Cette directive veut introduire un cahier des charges harmonisé de manière à ce que les services administratifs soient plus largement accessibles, y compris aux personnes handicapées, et à coûts réduits.
« La Présidence lettone a poursuivi l'examen de cette proposition. Les États membres soutiennent les objectifs », a souligné le ministre letton des Transports, Anrijs Matiss, en précisant qu'au sein du groupe de travail du Conseil de l'UE les discussions avaient surtout porté sur le champ d'application. « On veut un système sans entraves, accessible », a souligné le commissaire responsable de l'Économie numérique, Günther Oettinger. Il a espéré une position du Conseil « le plus rapidement possible pour conclure les négociations avec le Parlement européen le plus vite possible ».
D'après le projet, des critères d'accessibilité harmonisés deviendraient contraignants pour certains types de sites web d'organismes du secteur public. Les États membres seraient libres d'appliquer les exigences à d'autres types de sites web du secteur public non couverts par la directive. Sur ce dossier, des discussions supplémentaires seront nécessaires pour aboutir à une position commune du Conseil.

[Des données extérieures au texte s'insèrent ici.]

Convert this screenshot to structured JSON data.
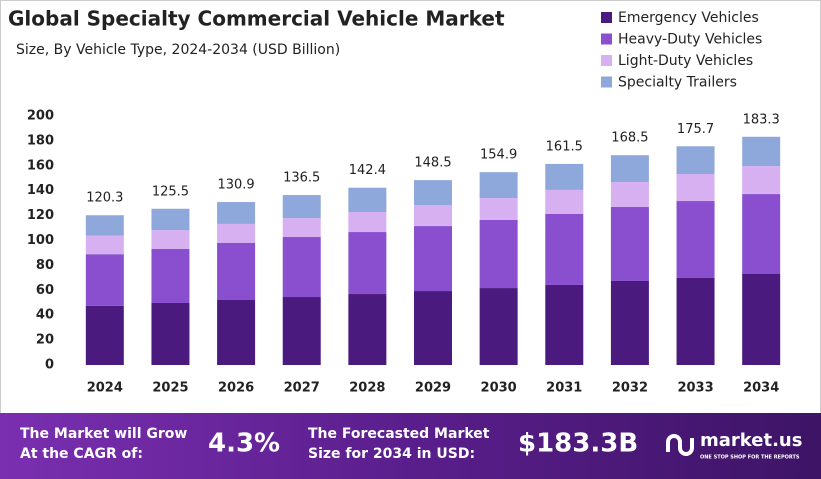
{
  "chart_data": {
    "type": "stacked_bar",
    "title": "Global Specialty Commercial Vehicle Market",
    "subtitle": "Size, By Vehicle Type, 2024-2034 (USD Billion)",
    "categories": [
      "2024",
      "2025",
      "2026",
      "2027",
      "2028",
      "2029",
      "2030",
      "2031",
      "2032",
      "2033",
      "2034"
    ],
    "series": [
      {
        "name": "Emergency Vehicles",
        "color": "#4a1a7e",
        "values": [
          47.5,
          49.8,
          52.2,
          54.6,
          57,
          59.4,
          61.8,
          64.3,
          67.5,
          69.9,
          73.1
        ]
      },
      {
        "name": "Heavy-Duty Vehicles",
        "color": "#8a4fcf",
        "values": [
          41.5,
          43.4,
          45.8,
          48.2,
          49.8,
          52.2,
          54.7,
          57,
          59.4,
          61.8,
          64.2
        ]
      },
      {
        "name": "Light-Duty Vehicles",
        "color": "#d6b0f0",
        "values": [
          14.8,
          15.2,
          15.3,
          15.2,
          16.1,
          16.9,
          17.6,
          19.3,
          20.1,
          21.7,
          22.5
        ]
      },
      {
        "name": "Specialty Trailers",
        "color": "#8fa8dc",
        "values": [
          16.5,
          17.1,
          17.6,
          18.5,
          19.5,
          20,
          20.8,
          20.9,
          21.5,
          22.3,
          23.5
        ]
      }
    ],
    "totals": [
      120.3,
      125.5,
      130.9,
      136.5,
      142.4,
      148.5,
      154.9,
      161.5,
      168.5,
      175.7,
      183.3
    ],
    "ylim": [
      0,
      200
    ],
    "yticks": [
      0,
      20,
      40,
      60,
      80,
      100,
      120,
      140,
      160,
      180,
      200
    ],
    "grid": false
  },
  "footer": {
    "cagr_label": [
      "The Market will Grow",
      "At the CAGR of:"
    ],
    "cagr": "4.3%",
    "forecast_label": [
      "The Forecasted Market",
      "Size for 2034 in USD:"
    ],
    "forecast": "$183.3B",
    "brand": "market.us",
    "tagline": "ONE STOP SHOP FOR THE REPORTS"
  }
}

À ce stade, de nombreuses préoccupations soulevées par les présidences précédentes du Conseil restent d'actualité. Ces difficultés concernent: 1) le champ d'application ; 2) l'utilisation des normes ; 3) la base juridique ; 4) les coûts et avantages de la mise en oeuvre de la proposition.
La Présidence lettone a fait des propositions sur ces points afin de dégager un compromis. Sur le champ d'application, elle propose notamment d'exclure certains types de contenu, mais ces exclusions doivent être définies de manière plus précise afin de garantir la sécurité juridique nécessaire quant aux types de contenus qui sont couverts et ceux qui ne le sont pas, estime le Conseil. (Isabelle Lamberty)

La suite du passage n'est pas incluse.